Ci sono ancora tanti problemi nel quartiere, è chiaro, ma vorrei dire che l’azione dei martiri smuove la storia nel profondo. Anche se sembrano sconfitti, in loro agisce la forza e la potenza di Dio, il creatore del cielo e della terra, Padre degli afflitti e dei perseguitati. La loro testimonianza cambia la storia.

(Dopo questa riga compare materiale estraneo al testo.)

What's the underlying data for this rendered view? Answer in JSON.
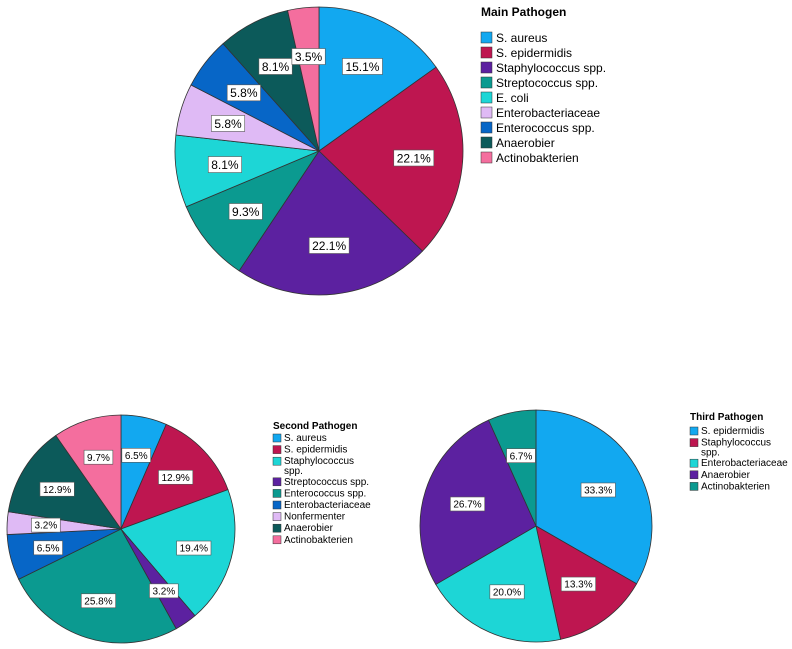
{
  "chart_data": [
    {
      "type": "pie",
      "title": "Main Pathogen",
      "categories": [
        "S. aureus",
        "S. epidermidis",
        "Staphylococcus spp.",
        "Streptococcus spp.",
        "E. coli",
        "Enterobacteriaceae",
        "Enterococcus spp.",
        "Anaerobier",
        "Actinobakterien"
      ],
      "values": [
        15.1,
        22.1,
        22.1,
        9.3,
        8.1,
        5.8,
        5.8,
        8.1,
        3.5
      ],
      "labels": [
        "15.1%",
        "22.1%",
        "22.1%",
        "9.3%",
        "8.1%",
        "5.8%",
        "5.8%",
        "8.1%",
        "3.5%"
      ],
      "colors": [
        "#12a8f0",
        "#be1650",
        "#5c21a0",
        "#0b9a90",
        "#1dd6d6",
        "#dfbaf5",
        "#0766c7",
        "#0c5a5a",
        "#f46e9e"
      ],
      "legend_labels": [
        "S. aureus",
        "S. epidermidis",
        "Staphylococcus spp.",
        "Streptococcus spp.",
        "E. coli",
        "Enterobacteriaceae",
        "Enterococcus spp.",
        "Anaerobier",
        "Actinobakterien"
      ],
      "legend_colors": [
        "#12a8f0",
        "#be1650",
        "#5c21a0",
        "#0b9a90",
        "#1dd6d6",
        "#dfbaf5",
        "#0766c7",
        "#0c5a5a",
        "#f46e9e"
      ],
      "legend_position": "right"
    },
    {
      "type": "pie",
      "title": "Second Pathogen",
      "categories": [
        "S. aureus",
        "S. epidermidis",
        "Staphylococcus spp.",
        "Streptococcus spp.",
        "Enterococcus spp.",
        "Enterobacteriaceae",
        "Nonfermenter",
        "Anaerobier",
        "Actinobakterien"
      ],
      "values": [
        6.5,
        12.9,
        19.4,
        3.2,
        25.8,
        6.5,
        3.2,
        12.9,
        9.7
      ],
      "labels": [
        "6.5%",
        "12.9%",
        "19.4%",
        "3.2%",
        "25.8%",
        "6.5%",
        "3.2%",
        "12.9%",
        "9.7%"
      ],
      "colors": [
        "#12a8f0",
        "#be1650",
        "#1dd6d6",
        "#5c21a0",
        "#0b9a90",
        "#0766c7",
        "#dfbaf5",
        "#0c5a5a",
        "#f46e9e"
      ],
      "legend_labels": [
        "S. aureus",
        "S. epidermidis",
        "Staphylococcus\nspp.",
        "Streptococcus spp.",
        "Enterococcus spp.",
        "Enterobacteriaceae",
        "Nonfermenter",
        "Anaerobier",
        "Actinobakterien"
      ],
      "legend_colors": [
        "#12a8f0",
        "#be1650",
        "#1dd6d6",
        "#5c21a0",
        "#0b9a90",
        "#0766c7",
        "#dfbaf5",
        "#0c5a5a",
        "#f46e9e"
      ],
      "legend_position": "right"
    },
    {
      "type": "pie",
      "title": "Third Pathogen",
      "categories": [
        "S. epidermidis",
        "Staphylococcus spp.",
        "Enterobacteriaceae",
        "Anaerobier",
        "Actinobakterien"
      ],
      "values": [
        33.3,
        13.3,
        20.0,
        26.7,
        6.7
      ],
      "labels": [
        "33.3%",
        "13.3%",
        "20.0%",
        "26.7%",
        "6.7%"
      ],
      "colors": [
        "#12a8f0",
        "#be1650",
        "#1dd6d6",
        "#5c21a0",
        "#0b9a90"
      ],
      "legend_labels": [
        "S. epidermidis",
        "Staphylococcus\nspp.",
        "Enterobacteriaceae",
        "Anaerobier",
        "Actinobakterien"
      ],
      "legend_colors": [
        "#12a8f0",
        "#be1650",
        "#1dd6d6",
        "#5c21a0",
        "#0b9a90"
      ],
      "legend_position": "right"
    }
  ]
}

Lo osservava, in tempi difficili un uomo spirituale, Athenagoras, Patriarca Ecumenico di Costantinopoli, che profeticamente affermava nel 1968, parlando a Olivier Clement della situazione dei cristiani nel mondo sovietico:
”I cristiani russi hanno vinto il totalitarismo nel loro paese. Lo hanno vinto con la loro fede, la loro preghiera, la sofferenza dei confessori e dei martiri; (..) la loro vittoria non la si vede ancora. Molte cose pesanti si attardano alla superficie della storia; ma tutto è già cambiato nel profondo.”
Cari amici,
debolezza e forza dei martiri ci parlano del paradosso della Croce, strumento di morte divenuto simbolo della salvezza, della redenzione dell’uomo, della vittoria sulla morte e sul male. Guardare alle storie dei martiri del nostro tempo significa non solo -come è giusto- riflettere sulle cause politiche e sociali delle persecuzioni, ma anche scoprire quanto il Signore non ha abbandonato la sua Chiesa: al contrario la benedice con la forte e straordinaria ricchezza della inerme testimonianza dei martiri del nostro tempo, capaci di opporsi all’odio con l’amore, al male con il bene. Le loro vite, le loro parole, il loro esempio, nel nostro tempo, smuovono nel profondo la storia, e preparano un futuro di pace.